Idi Amin rose to power from the lower ranks of Uganda's military. He was from rural peasantry and had grown up with only two years of primary education. In the 1950s, when Uganda was still ruled by the British, he fought under the British against the Mau Mau uprising and was promoted to sergeant. By 1962, he was a platoon commander, and early that year he led an assault on a village across the border in Kenya. The government of Kenya demanded that Amin be tried for atrocity. Three Kenyans had been murdered and the town unnecessarily brutalized, but Uganda's prime minister, Milton Obote, and the British command in Uganda, would chose to not to prosecute Amin.

Uganda had become independent from Britain in 1962, while remaining in the Commonwealth of nations – with Queen Elizabeth the head of state. Amin rose to deputy commander in the army.

Uganda remained a nation divided ethnically and difficult to govern. Uganda's border was an artificial creation from the late 19th century. The north, where Amin came from, differed ethnically from the south. Men from the north dominated the military, police and paramilitary. The north was more agricultural; the south more where economic power lay. And from the south came Uganda's intellectual elite, academics, judicial and administrative elite, religious intellectuals and leaders, and its political leader: Obote.

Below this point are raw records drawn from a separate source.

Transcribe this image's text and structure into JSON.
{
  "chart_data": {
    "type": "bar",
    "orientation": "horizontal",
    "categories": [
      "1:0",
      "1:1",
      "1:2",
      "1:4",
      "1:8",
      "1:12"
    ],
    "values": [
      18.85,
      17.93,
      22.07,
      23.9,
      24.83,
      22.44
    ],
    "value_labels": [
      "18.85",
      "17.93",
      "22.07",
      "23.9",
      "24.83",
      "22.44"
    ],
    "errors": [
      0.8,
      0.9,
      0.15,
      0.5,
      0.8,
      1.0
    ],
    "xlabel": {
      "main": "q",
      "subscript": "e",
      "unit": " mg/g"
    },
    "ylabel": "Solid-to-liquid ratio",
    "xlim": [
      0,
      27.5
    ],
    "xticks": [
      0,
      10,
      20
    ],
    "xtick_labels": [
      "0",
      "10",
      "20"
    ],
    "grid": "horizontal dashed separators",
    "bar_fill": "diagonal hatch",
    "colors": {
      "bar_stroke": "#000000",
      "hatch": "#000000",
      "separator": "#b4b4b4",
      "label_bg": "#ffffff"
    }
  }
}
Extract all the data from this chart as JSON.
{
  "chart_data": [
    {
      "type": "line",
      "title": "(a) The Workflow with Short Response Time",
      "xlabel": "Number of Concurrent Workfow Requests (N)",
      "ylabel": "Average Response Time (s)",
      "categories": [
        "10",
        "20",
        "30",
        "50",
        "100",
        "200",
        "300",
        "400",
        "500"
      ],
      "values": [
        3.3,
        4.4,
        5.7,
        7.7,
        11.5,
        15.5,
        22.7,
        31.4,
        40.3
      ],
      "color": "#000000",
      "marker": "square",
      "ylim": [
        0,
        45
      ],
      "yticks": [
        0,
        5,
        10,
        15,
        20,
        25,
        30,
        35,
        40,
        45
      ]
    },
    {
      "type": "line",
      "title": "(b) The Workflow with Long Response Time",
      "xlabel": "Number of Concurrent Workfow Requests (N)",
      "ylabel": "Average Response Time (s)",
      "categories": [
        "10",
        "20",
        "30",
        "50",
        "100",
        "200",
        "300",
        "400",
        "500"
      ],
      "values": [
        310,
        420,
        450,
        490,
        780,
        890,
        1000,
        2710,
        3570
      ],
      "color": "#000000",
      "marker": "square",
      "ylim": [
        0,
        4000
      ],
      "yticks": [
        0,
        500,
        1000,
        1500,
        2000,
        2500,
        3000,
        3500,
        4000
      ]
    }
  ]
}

In 1966, Uganda said goodbye to Queen Elizabeth and became a republic. Ethnic divisions and heavy-handed governing by now President Obote led to unrest and ethnic violence that lasted until 1971. Idi Amin drove Obote into exile and took power. Across Uganda he was hailed as a hero and a savior. Rather than choose to support a return to civilian rule, he decided to continue to play the role of national hero and stay in power. He was to rule approximately eight years.

Idi Amin

Idi Amin

Uganda had about 75,000 Asians, descendants of, or migrants from, India, Pakistan and Bangladesh. Many of them had risen in commerce and had preferred to keep their British passports. Amin drove them out of the country – an ethnic cleansing of a sort. The Asians had contributed to Uganda's welfare – to the creation of hospitals and schools -- but the old distrust and dislike by peasants for merchants existed, and ethnic cleansing was a popular move in Uganda. The wealth that the Asians left was confiscated by the government and distributed among Ugandans.

The British, were aghast, and Amin turned against the British and against another nation that had been friendly, Israel, which had been in Uganda helping in humanitarian projects and in military training. Amin was a Muslim, and he turned for support to other Muslims, including the anti-imperialist Muammur Kaddafi of Libya. The 10,000 or so European professionals in Uganda, and the Israelis, left the country.

Like some of ancient Rome's soldier-emperors and other emperors, and like Caligula, Amin developed an intolerance of any opposition or source of humiliation. The police were given additional powers. Respected people who began to oppose him were murdered. Among the murdered was the Anglican Archbishop Luwum.

Amin banned twenty-six Christian organizations that had been working in Uganda. In trying to combat his enemies, Amin was making more enemies. Overconfident, he launched an attack into an area in northwestern Tanzania that he claimed had once been a part of Uganda. Obote, in exile in Tanzania, joined forces with others, and they pushed into Uganda. Amin was no longer popular enough to put a force together that could hold off his enemies, and they drove him into exile, Amin ending up in Saudi Arabia.